Tobacco History:
The Social History of Smoking
by George Latimer Apperson
First published in 1914
"The Social History of Smoking" by George Latimer Apperson, can be purchased at Amazon.com in two different versions. Depending on the quality of the edition, prices range between $35 and $104.
From Chapter 4: On weekdays many New England Puritans probably smoked as their friends in old England did. A contemporary painting of a group of Puritan divines over the mantelpiece of Parson Lowell, of Newbury, shows them well provided with punch-bowl and drinking-cups, tobacco and pipes. One parson, the Rev. Mr. Bradstreet, of the First Church of Charlestown, was very unconventional in his attire. He seldom wore a coat, "but generally appeared in a plaid gown, and was always seen with a pipe in his mouth." John Eliot, the noble preacher and missionary to the Indians, warmly denounced both the wearing of wigs and the smoking of tobacco. But his denunciations were ineffectual in both matters—heads continued to be adorned with curls of foreign growth, and pipe-smoke continued to ascend.

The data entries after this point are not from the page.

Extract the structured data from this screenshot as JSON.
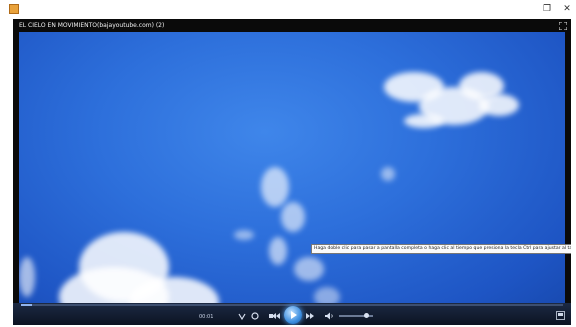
{
  "window": {
    "icon": "media-player-icon",
    "restore_icon": "restore-icon",
    "close_icon": "close-icon",
    "close_glyph": "✕",
    "restore_glyph": "❐"
  },
  "video": {
    "title": "EL CIELO EN MOVIMIENTO(bajayoutube.com) (2)",
    "tooltip": "Haga doble clic para pasar a pantalla completa o haga clic al tiempo que presiona la tecla Ctrl para ajustar al tamaño del video"
  },
  "controls": {
    "time": "00:01",
    "progress": 0.02,
    "volume": 0.8,
    "shuffle_icon": "shuffle-icon",
    "repeat_icon": "repeat-icon",
    "stop_icon": "stop-icon",
    "previous_icon": "previous-icon",
    "play_icon": "play-icon",
    "next_icon": "next-icon",
    "volume_icon": "volume-icon",
    "switch_view_icon": "switch-to-library-icon"
  },
  "colors": {
    "sky": "#2d6fdb",
    "controls_bg": "#0c1322",
    "accent": "#3e8fe0"
  }
}
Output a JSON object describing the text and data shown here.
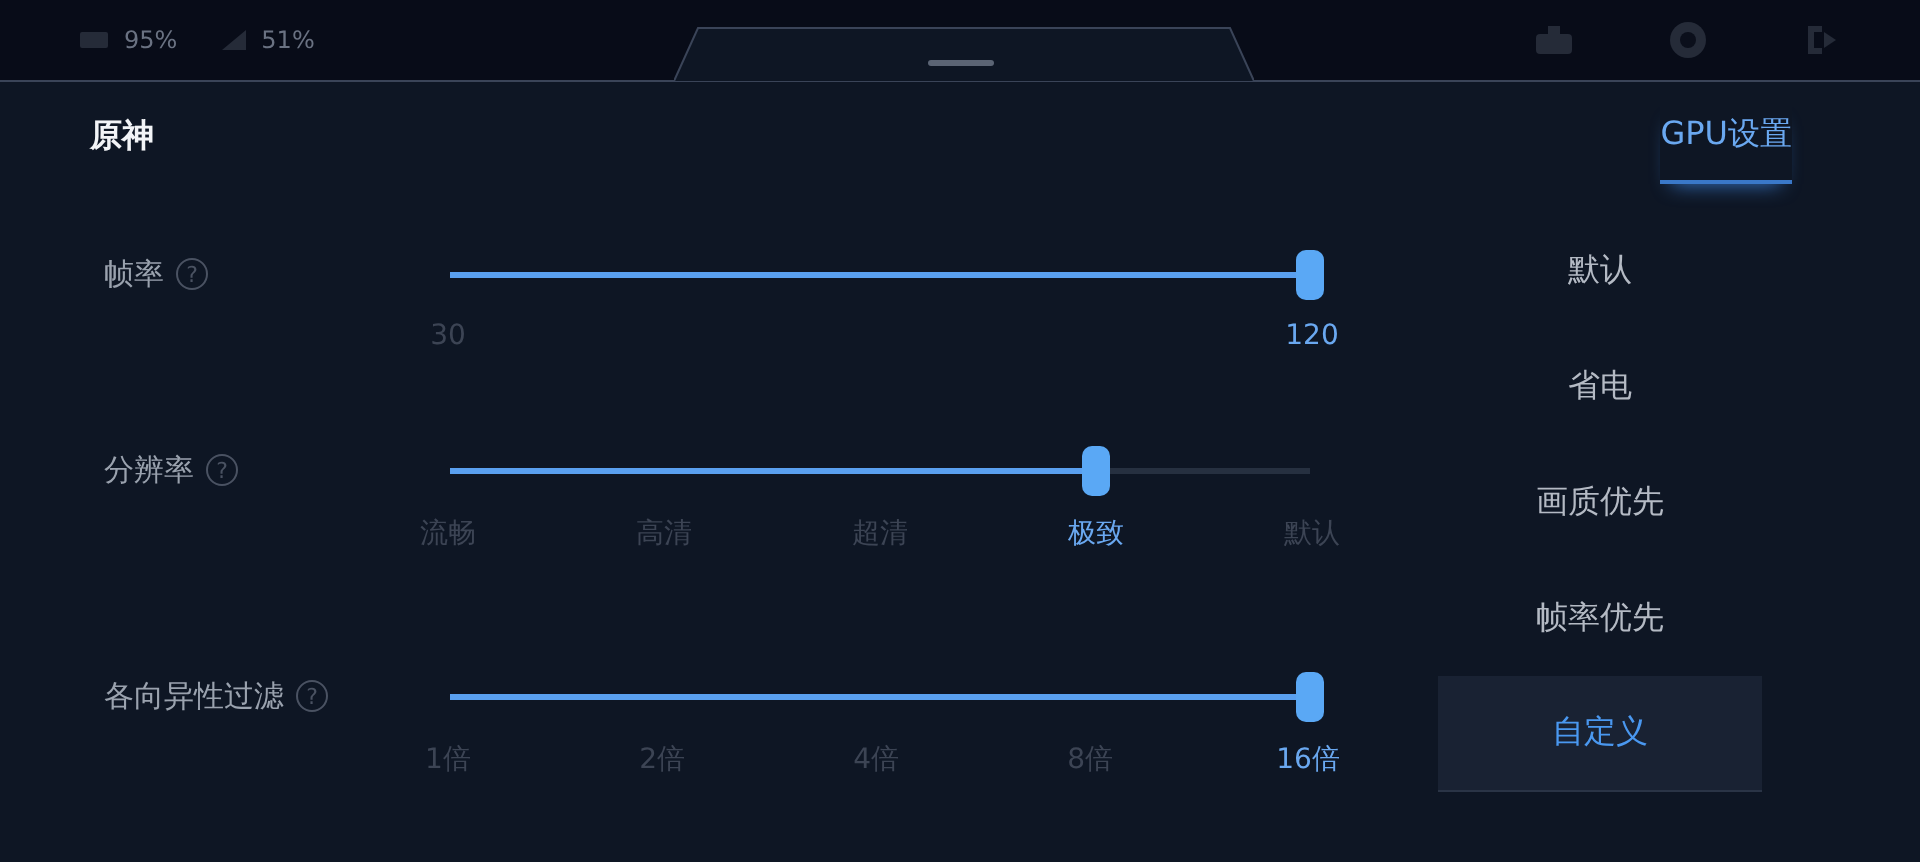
{
  "status_bar": {
    "items": [
      "95%",
      "51%"
    ]
  },
  "header": {
    "title": "原神",
    "tab": {
      "label": "GPU设置",
      "selected": true
    }
  },
  "sliders": [
    {
      "label": "帧率",
      "hint": "?",
      "level": 1,
      "ticks": [
        {
          "label": "30",
          "selected": false
        },
        {
          "label": "120",
          "selected": true
        }
      ]
    },
    {
      "label": "分辨率",
      "hint": "?",
      "level": 0.75,
      "ticks": [
        {
          "label": "流畅",
          "selected": false
        },
        {
          "label": "高清",
          "selected": false
        },
        {
          "label": "超清",
          "selected": false
        },
        {
          "label": "极致",
          "selected": true
        },
        {
          "label": "默认",
          "selected": false
        }
      ]
    },
    {
      "label": "各向异性过滤",
      "hint": "?",
      "level": 1,
      "ticks": [
        {
          "label": "1倍",
          "selected": false
        },
        {
          "label": "2倍",
          "selected": false
        },
        {
          "label": "4倍",
          "selected": false
        },
        {
          "label": "8倍",
          "selected": false
        },
        {
          "label": "16倍",
          "selected": true
        }
      ]
    }
  ],
  "presets": [
    {
      "label": "默认",
      "selected": false
    },
    {
      "label": "省电",
      "selected": false
    },
    {
      "label": "画质优先",
      "selected": false
    },
    {
      "label": "帧率优先",
      "selected": false
    },
    {
      "label": "自定义",
      "selected": true
    }
  ]
}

From Chapter 7: The antiquary Hearne has left on record an account of a curious smoking match held at Oxford in 1723. It began at two o'clock in the afternoon of September 4 on a scaffold specially erected for the purpose "over against the Theatre in Oxford ... just at Finmore's, an alehouse." The conditions were that any one (man or woman) who could smoke out three ounces of tobacco first, without drinking or going off the stage, should have 12 s. "Many tryed," continues Hearne, "and 'twas thought that a journeyman taylour of St. Peter's in the East would have been victor, he smoking faster than, and being many pipes before, the rest: but at last he was so sick, that 'twas thought he would have dyed; and an old man, that had been a souldier, and smoaked gently, came off conqueror, smoaking the three ounces quite out, and he told one (from whom I had it) that, after it, he smoaked 4 or 5 pipes the same evening." The old soldier was a well-seasoned veteran.